Após ajustar o modelo aos dados, o próximo passo é testar sua performance. Uma boa maneira de testar a acurácia de um modelo de regressão é selecionar duas pessoas aleatoriamente, um democrata e um republicano, e pedir ao modelo que preveja qual dos dois é o republicano a partir do seu perfil do Facebook. Esta é uma medida intuitiva de acurácia. Imagine que você encontrasse essas duas pessoas e pudesse fazer-lhes algumas perguntas sobre seus gostos e hobbies, e, a partir das respostas, você tivesse que determinar qual pessoa apoiava qual partido político.
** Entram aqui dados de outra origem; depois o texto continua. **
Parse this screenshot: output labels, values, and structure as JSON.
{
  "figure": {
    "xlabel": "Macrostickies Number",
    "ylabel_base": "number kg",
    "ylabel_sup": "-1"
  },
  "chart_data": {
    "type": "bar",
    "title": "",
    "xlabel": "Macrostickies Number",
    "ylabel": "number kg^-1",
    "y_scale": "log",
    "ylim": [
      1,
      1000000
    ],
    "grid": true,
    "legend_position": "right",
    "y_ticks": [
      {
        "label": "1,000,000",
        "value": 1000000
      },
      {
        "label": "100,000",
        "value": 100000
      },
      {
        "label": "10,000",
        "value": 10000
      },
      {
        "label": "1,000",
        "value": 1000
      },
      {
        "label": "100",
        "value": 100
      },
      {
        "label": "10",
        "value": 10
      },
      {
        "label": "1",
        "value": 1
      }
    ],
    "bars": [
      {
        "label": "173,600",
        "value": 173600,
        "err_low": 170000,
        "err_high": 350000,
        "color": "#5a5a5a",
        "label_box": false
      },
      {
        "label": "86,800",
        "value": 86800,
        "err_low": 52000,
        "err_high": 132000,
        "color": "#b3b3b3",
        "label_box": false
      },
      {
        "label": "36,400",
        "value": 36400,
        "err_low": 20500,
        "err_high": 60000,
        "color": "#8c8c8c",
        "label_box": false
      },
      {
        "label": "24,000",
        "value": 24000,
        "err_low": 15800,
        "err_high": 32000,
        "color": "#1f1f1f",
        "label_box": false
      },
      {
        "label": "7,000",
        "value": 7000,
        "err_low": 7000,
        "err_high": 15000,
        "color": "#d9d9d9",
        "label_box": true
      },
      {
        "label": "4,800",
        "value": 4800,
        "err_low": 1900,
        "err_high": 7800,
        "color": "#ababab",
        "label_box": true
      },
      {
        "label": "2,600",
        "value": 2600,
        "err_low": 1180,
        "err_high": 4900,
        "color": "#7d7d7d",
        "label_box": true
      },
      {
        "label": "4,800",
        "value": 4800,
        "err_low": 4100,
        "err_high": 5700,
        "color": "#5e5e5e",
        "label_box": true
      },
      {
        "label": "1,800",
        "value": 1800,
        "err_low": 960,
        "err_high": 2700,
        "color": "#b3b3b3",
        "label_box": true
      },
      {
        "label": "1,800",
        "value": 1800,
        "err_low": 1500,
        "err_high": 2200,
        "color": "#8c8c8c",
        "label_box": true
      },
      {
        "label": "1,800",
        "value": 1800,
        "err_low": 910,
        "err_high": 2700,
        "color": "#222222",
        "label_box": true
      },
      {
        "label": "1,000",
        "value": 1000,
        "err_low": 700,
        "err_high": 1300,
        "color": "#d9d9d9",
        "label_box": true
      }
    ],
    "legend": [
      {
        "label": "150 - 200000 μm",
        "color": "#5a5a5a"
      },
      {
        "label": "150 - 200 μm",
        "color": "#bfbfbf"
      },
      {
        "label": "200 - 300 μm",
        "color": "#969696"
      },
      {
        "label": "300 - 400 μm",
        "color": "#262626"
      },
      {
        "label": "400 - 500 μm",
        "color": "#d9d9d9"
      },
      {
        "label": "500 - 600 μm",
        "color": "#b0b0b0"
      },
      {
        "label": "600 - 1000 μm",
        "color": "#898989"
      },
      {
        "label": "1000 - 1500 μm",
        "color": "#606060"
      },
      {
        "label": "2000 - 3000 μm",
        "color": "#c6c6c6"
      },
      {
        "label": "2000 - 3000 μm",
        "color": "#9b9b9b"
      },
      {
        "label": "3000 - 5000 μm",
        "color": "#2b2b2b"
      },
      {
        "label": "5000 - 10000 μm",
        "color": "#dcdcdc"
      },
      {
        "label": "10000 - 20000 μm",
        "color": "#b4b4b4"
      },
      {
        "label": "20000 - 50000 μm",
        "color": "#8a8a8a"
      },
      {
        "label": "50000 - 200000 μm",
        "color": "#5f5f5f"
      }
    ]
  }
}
Com que frequência você acha que acertaria?

A acurácia de um modelo de regressão baseado nos dados do Facebook é muito boa. Em oito de nove tentativas o modelo de regressão identificou corretamente as visões políticas do usuário do Facebook. O principal grupo de curtidas que identifica um democrata inclui o casal Barak e Michelle Obama, a Rádio Pública Nacional, TED Talks, Harry Potter, a página da internet I Fucking Love Science e shows de variedades atuais liberais como The Colbert Report e The Daily Show. Os republicanos curtem George W. Bush, a bíblia, música country e acampar. Não é nenhuma surpresa que os democratas curtam os Obama e The Colbert Report ou que muitos republicanos curtam George W. Bush e a bíblia. Então, eu tentei ver se conseguia quebrar o modelo de regressão retirando algumas das “curtidas” óbvias do modelo e executar uma nova regressão. Para meu espanto, o modelo continuou funcionando com 85% de acurácia, com apenas uma ligeira redução em performance. Agora ele utilizava combinações de curtidas para determinar as filiações políticas. Por exemplo, alguém que curta Lady Gaga, Starbucks e música country se encaixa mais provavelmente como republicano, mas um fã de Lady Gaga que também gosta de Alicia Keys e Harry Potter se encaixa mais provavelmente como um democracia. É aí que a compreensão multidimensional, obtida com a utilização de muitas “curtidas”, produz resultados inesperados e úteis.

Este tipo de informação poderia ser bastante útil para um partido político. Em vez de os democratas direcionarem sua campanha apenas para a média liberal tradicional, eles poderiam se dedicar a obter os votos dos fãs de Harry Potter. Os republicanos poderiam alvejar pessoas que bebem café na Starbucks e pessoas que acampam. Os fãs de Lady Gaga deveriam ser tratados com cautela por ambas as partes. Apesar de ser difícil fazer uma comparação direta, a acurácia de um modelo de regressão baseado no Facebook parece vencer os métodos tradicionais. (...)  Mas, antes de nos empolgar, vamos olhar com mais atenção para as limitações. Em primeiro lugar, há uma limitação fundamental nos modelos de regressão. Lembre-se de que o resultado de algoritmos não é binário. (...) Não podemos esperar que um modelo revele suas visões políticas com 100% de certeza. (...) O melhor que os analistas conseguem fazer é usar um modelo de regressão que atribui uma probabilidade sobre você ter uma visão em particular.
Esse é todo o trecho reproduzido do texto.